Sara Kay Wheeler, partner at King & Spaulding LLP in Atlanta, concurs it’s crucial for providers to know the differences when it comes to Medicaid.

“The partnership between the states and CMS in administering the Medicaid program makes the program so different that while there may be some general lessons to be learned from the Medicare RAC program, the influence of state law and the intricacies of each state’s Medicaid program will make these Medicaid RACs function very differently,” she says. “When you think about how the country is carved up by the Medicare RACs, there are only four RAC contractors covering the entire nation; but with Medicaid RACs, states can contract with one or more entities, and there may be reason for states to engage companies that are the most knowledgeable with the way the state’s reimbursement rules actually work.”

So, what is the next step for providers when it comes to preparation for Medicaid RACs? According to Zebrowitz, the answer is two-fold:

“First, make sure you are as rigorous in your Medicaid admission review process as you are in your Medicare admission review process.
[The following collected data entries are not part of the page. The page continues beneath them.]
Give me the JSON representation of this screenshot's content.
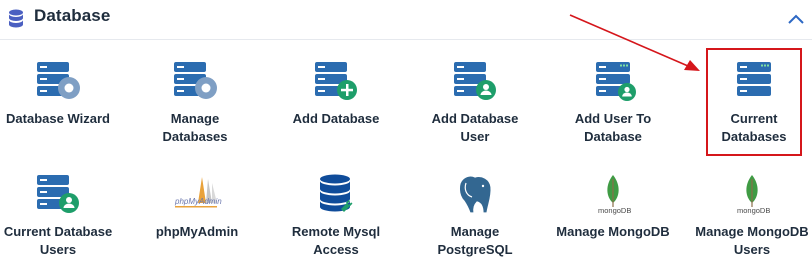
{
  "header": {
    "title": "Database",
    "icon": "database-icon",
    "collapse_icon": "chevron-up-icon"
  },
  "tiles": [
    {
      "label": "Database Wizard",
      "icon": "database-gear-icon"
    },
    {
      "label": "Manage\nDatabases",
      "icon": "database-gear-icon"
    },
    {
      "label": "Add Database",
      "icon": "database-add-icon"
    },
    {
      "label": "Add Database\nUser",
      "icon": "database-user-icon"
    },
    {
      "label": "Add User To\nDatabase",
      "icon": "database-server-icon"
    },
    {
      "label": "Current\nDatabases",
      "icon": "database-server-icon"
    },
    {
      "label": "Current Database\nUsers",
      "icon": "database-user-icon"
    },
    {
      "label": "phpMyAdmin",
      "icon": "phpmyadmin-logo"
    },
    {
      "label": "Remote Mysql\nAccess",
      "icon": "database-plug-icon"
    },
    {
      "label": "Manage\nPostgreSQL",
      "icon": "postgresql-elephant-icon"
    },
    {
      "label": "Manage MongoDB",
      "icon": "mongodb-leaf-icon"
    },
    {
      "label": "Manage MongoDB\nUsers",
      "icon": "mongodb-leaf-icon"
    }
  ],
  "logo_text": {
    "phpmyadmin": "phpMyAdmin",
    "mongodb": "mongoDB"
  },
  "colors": {
    "icon_blue": "#2b6cb0",
    "icon_gear": "#7f9fc4",
    "icon_green": "#1e9e6a",
    "highlight": "#d5161b",
    "text": "#1f2d3d"
  }
}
Recognize that the rules may be different compared to Medicare and familiarize yourself with the specific differences,” he says. “Next, you’ve got to come up with a way to manage the process concurrently and to ensure you are arriving at a compliant admission status up front, and manage retrospectively to ensure your protection of rights within the potentially lengthy appeals process.”

In addition, providers should remain vigilant of updates provided by CMS and the eventual Medicaid RAC contractors, according to Wheeler.

“There is likely going to be much more legwork on the Medicaid RAC side if there are multiple contractors that the providers will need to monitor, similar to how providers currently monitor the four RAC sites to stay current on developing issues,” she says.

And as always, providers will need to ensure that they have their process in check on the front end, according to Zebrowitz:

“If our experience in the world of Medicare erroneous payment auditing is any indicator, the best defense against inappropriate payment audit denials is having a process to achieve an upfront compliant admission status certification.”